Hamburg – Es gibt Konzertabende, an denen ziemlich genau das passiert, was auf dem Programm steht. Und dann gibt es Helge Schneider. Am Freitagabend verwandelte der Ausnahmekünstler die Freilichtbühne im Hamburger Stadtpark einmal mehr in seine ganz eigene Welt aus Musik, Improvisation, schrägem Humor und spontaner Anarchie. Rund 2.500 Zuschauer waren dabei – und durften sich über einen sommerlichen Abend ohne Regen und mit bester Stimmung freuen.
Mit seiner aktuellen Show „Ellebogen vom Tich!“ machte Schneider von Beginn an klar, dass ein Helge-Schneider-Konzert nicht nach gewöhnlichen Regeln funktioniert. Der 70-Jährige ist dabei gleichzeitig Musiker, Entertainer, Komiker und Improvisationskünstler. Mal sitzt er am Klavier, mal greift er zur Trompete oder zum Saxofon, zwischendurch wird getrommelt – und natürlich darf auch das völlig unberechenbare Spiel mit dem Publikum nicht fehlen.
Unterstützt wurde Schneider von seinem kleinen, aber feinen Mini-Orchester. Leo am Kontrabass und Sandro an der Gitarre sorgten für das musikalische Fundament, während Helge selbst wieder einmal eindrucksvoll bewies, dass hinter dem vermeintlichen Blödsinn jede Menge musikalisches Können steckt. Jazzige Passagen wechseln sich mit absurden Geschichten ab, aus einer musikalischen Idee entsteht plötzlich eine völlig neue Nummer – und manchmal weiß offenbar nicht einmal Helge selbst, wohin die Reise als Nächstes geht.
Genau diese Unberechenbarkeit ist seit Jahrzehnten Teil seines Erfolgs. Wer bei Helge Schneider auf ein klassisches Konzert mit festgelegtem Ablauf hofft, ist vermutlich falsch. Wer sich dagegen darauf einlässt, dass ein Lied spontan unterbrochen, eine Geschichte aus dem Nichts entwickelt oder ein musikalischer Gedanke in eine völlig unerwartete Richtung gelenkt wird, kommt voll auf seine Kosten.
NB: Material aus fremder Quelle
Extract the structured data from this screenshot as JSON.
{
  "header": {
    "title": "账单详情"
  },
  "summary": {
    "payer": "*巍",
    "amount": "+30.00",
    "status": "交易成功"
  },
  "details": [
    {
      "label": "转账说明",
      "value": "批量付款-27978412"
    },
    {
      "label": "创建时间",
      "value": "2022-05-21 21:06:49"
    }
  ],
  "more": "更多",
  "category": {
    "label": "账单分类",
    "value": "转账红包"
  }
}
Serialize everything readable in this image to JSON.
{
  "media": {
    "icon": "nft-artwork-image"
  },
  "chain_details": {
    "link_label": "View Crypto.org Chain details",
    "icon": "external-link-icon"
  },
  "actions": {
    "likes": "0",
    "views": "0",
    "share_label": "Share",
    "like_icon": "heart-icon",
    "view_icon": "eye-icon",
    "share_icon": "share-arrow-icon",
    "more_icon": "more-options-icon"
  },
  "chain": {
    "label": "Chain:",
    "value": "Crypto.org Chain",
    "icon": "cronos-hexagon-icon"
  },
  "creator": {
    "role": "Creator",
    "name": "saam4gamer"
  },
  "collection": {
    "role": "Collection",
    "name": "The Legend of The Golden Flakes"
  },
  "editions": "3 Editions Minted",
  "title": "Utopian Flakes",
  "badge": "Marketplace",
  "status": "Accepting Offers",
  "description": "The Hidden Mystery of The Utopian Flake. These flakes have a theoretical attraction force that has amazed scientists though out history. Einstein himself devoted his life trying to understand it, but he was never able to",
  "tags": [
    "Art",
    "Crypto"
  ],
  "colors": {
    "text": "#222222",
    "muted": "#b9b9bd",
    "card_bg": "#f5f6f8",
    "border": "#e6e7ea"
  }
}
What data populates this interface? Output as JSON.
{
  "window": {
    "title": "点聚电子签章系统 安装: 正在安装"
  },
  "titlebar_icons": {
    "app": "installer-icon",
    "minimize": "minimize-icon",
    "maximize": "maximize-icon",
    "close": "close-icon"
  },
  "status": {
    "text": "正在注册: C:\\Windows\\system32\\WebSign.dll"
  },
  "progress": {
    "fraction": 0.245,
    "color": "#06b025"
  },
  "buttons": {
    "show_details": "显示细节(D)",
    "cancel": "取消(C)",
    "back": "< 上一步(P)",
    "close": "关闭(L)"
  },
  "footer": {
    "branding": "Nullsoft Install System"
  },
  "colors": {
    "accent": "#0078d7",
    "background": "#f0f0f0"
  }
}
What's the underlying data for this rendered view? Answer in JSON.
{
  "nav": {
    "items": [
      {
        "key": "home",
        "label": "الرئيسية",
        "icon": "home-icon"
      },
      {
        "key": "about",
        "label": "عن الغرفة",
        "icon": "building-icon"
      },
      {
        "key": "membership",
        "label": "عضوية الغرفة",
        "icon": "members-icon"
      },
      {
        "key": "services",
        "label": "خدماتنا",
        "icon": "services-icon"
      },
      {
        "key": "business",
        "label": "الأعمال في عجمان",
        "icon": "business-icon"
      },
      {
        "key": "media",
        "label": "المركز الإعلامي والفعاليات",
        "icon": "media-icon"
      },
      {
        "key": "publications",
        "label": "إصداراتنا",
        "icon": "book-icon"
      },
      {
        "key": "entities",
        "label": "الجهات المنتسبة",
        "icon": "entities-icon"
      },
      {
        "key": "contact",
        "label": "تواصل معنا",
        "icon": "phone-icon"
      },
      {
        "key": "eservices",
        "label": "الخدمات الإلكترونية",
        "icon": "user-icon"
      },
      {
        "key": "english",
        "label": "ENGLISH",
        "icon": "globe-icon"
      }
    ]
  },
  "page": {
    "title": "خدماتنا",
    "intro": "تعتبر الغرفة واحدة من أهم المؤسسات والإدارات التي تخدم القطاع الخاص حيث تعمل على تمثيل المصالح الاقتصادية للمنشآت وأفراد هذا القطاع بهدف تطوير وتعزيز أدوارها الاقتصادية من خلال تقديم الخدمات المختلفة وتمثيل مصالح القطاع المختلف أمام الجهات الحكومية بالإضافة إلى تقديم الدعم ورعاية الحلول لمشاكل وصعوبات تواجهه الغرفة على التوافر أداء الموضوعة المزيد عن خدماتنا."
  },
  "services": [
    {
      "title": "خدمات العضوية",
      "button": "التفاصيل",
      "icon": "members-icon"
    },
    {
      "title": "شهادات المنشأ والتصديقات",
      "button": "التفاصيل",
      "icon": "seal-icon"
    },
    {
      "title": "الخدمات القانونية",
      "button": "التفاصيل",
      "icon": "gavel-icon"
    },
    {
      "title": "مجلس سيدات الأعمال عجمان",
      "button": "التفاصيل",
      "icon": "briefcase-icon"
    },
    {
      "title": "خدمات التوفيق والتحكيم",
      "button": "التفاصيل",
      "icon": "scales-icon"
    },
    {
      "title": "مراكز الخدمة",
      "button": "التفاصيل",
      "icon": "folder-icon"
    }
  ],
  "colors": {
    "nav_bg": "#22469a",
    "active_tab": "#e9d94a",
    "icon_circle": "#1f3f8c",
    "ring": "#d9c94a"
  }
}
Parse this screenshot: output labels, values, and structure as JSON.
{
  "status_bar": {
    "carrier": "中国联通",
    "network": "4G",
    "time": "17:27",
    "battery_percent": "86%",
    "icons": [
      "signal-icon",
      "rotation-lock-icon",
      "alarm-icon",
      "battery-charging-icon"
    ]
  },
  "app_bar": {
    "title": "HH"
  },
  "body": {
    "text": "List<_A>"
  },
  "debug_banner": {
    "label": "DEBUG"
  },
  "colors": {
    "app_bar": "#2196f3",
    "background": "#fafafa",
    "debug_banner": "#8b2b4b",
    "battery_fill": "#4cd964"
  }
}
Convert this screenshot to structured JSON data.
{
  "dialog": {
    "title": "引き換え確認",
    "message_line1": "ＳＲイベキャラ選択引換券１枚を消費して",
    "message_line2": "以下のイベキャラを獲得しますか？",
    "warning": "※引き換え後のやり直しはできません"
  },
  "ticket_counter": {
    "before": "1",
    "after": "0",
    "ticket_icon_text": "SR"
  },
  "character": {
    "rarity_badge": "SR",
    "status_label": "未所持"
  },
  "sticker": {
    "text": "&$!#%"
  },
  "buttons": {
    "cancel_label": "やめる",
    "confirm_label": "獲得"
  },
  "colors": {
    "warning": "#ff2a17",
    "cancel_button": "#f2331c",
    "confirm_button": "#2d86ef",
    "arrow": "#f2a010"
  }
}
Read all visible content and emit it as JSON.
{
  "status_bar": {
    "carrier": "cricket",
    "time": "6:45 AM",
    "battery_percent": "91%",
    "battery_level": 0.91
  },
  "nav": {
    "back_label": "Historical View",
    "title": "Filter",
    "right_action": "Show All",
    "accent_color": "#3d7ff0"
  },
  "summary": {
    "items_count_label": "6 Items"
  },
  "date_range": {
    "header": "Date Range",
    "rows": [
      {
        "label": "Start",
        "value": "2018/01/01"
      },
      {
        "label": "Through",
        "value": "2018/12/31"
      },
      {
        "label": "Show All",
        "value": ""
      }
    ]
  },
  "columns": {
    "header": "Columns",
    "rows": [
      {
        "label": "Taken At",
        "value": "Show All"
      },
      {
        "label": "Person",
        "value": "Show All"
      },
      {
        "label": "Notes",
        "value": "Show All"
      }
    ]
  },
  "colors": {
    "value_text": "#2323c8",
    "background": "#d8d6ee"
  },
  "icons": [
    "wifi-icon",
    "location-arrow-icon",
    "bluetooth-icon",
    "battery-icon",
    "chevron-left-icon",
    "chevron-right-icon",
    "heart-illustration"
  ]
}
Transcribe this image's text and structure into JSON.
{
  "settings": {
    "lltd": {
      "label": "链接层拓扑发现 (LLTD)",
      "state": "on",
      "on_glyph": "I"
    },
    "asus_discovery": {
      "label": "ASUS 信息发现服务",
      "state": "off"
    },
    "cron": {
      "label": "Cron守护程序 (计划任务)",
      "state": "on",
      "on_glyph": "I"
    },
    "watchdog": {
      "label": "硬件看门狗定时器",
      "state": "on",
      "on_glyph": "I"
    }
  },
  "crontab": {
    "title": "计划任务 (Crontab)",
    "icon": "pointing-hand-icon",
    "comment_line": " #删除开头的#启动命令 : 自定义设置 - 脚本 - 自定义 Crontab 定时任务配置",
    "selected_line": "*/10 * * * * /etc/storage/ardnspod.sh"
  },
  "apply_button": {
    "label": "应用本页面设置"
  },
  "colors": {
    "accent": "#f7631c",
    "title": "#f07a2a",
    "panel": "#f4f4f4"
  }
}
Dabei zeigte sich auch im Stadtpark, dass Schneider seine Rolle als Musiker durchaus ernst nimmt. Zwischen dem ganzen Quatsch blitzen immer wieder virtuos gespielte Passagen hervor. Klavier, Bläser, Rhythmus – Schneider beherrscht seine Instrumente und verbindet sein musikalisches Können mit einem Humor, der bewusst jede Erwartung unterläuft.
Das Publikum nahm diese Mischung dankbar an. Gelacht wurde mindestens genauso viel wie gestaunt, und die gute Stimmung zog sich durch den gesamten Abend. Anders als bei manch großem Open-Air-Spektakel braucht Helge Schneider weder gigantische Videowände noch aufwendige Bühneneffekte. Seine Bühne ist vor allem ein Ort für Musik, Wortwitz und spontane Ideen.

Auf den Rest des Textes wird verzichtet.